The strike would've cut through bone had he not blocked it. The force threw him backwards. Disbelief and pain twisted in his features as she advanced again, lips trembling—but her eyes weren't hers anymore.
"Stop," he gasped. "It's me."
But she didn't hear him.
No one could reach her.
She was a storm the King had claimed, and in that moment, she was his perfect weapon.
The screams rose.
Then another witch ran toward her. Lyra's hand caught the woman mid-incantation, and twisted—bones snapping like branches, magic dispersing into ash. The witches faltered. Some backed away. Others began to chant—desperate, coordinated spells trying to suppress the corruption.
It didn't work.
Lyra unleashed a scream that shattered barriers mid-formation. One by one, the protective wards turned to shards, exploding in arcs of violet fire. The magic of the Forgotten King pulsed through her like she was born for destruction.
"They will call you monster either way."
Blood bloomed at her feet. She was crying, but she didn't know it. Her lips trembled, murmuring Raven's name—but her hands obeyed another.
A cloaked elder witch dropped to her knees, chanting with trembling lips—trying to seal the King's presence. Her voice rose with desperate strength, raw with sacrifice.
But Lyra turned on her too.
A spell sparked—too late.
Lyra lifted her arm, and flame licked from her palm to the witch's chest.
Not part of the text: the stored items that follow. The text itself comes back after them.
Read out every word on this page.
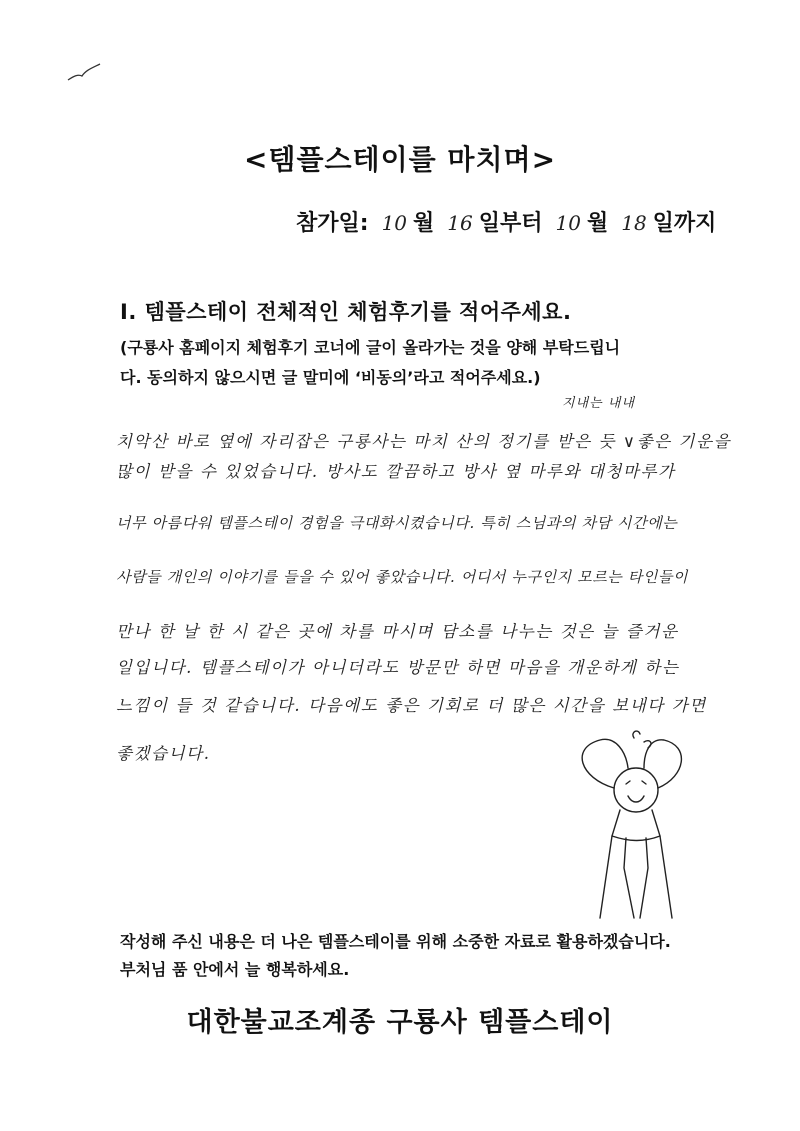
<템플스테이를 마치며>
참가일: 10 월 16 일부터 10 월 18 일까지
Ⅰ. 템플스테이 전체적인 체험후기를 적어주세요.
(구룡사 홈페이지 체험후기 코너에 글이 올라가는 것을 양해 부탁드립니
다. 동의하지 않으시면 글 말미에 ‘비동의’라고 적어주세요.)
지내는 내내
치악산 바로 옆에 자리잡은 구룡사는 마치 산의 정기를 받은 듯 ∨좋은 기운을
많이 받을 수 있었습니다. 방사도 깔끔하고 방사 옆 마루와 대청마루가
너무 아름다워 템플스테이 경험을 극대화시켰습니다. 특히 스님과의 차담 시간에는
사람들 개인의 이야기를 들을 수 있어 좋았습니다. 어디서 누구인지 모르는 타인들이
만나 한 날 한 시 같은 곳에 차를 마시며 담소를 나누는 것은 늘 즐거운
일입니다. 템플스테이가 아니더라도 방문만 하면 마음을 개운하게 하는
느낌이 들 것 같습니다. 다음에도 좋은 기회로 더 많은 시간을 보내다 가면
좋겠습니다.
작성해 주신 내용은 더 나은 템플스테이를 위해 소중한 자료로 활용하겠습니다.
부처님 품 안에서 늘 행복하세요.
대한불교조계종 구룡사 템플스테이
Screams filled the air. The witch burst into fire and light, her death echoing through the ground like thunder.
"Good. Burn what they love. That is how they'll remember you."
Raven saw it all.
His face was pale, cut across the cheek, bleeding. But his wounds were nothing. He ran—faster than thought, sword drawn, calling her name like it could save her.
But Lyra didn't stop.
She spun, casting a spiral of dark magic that sent a dozen fighters into the dirt, convulsing. Their blood turned black in their veins.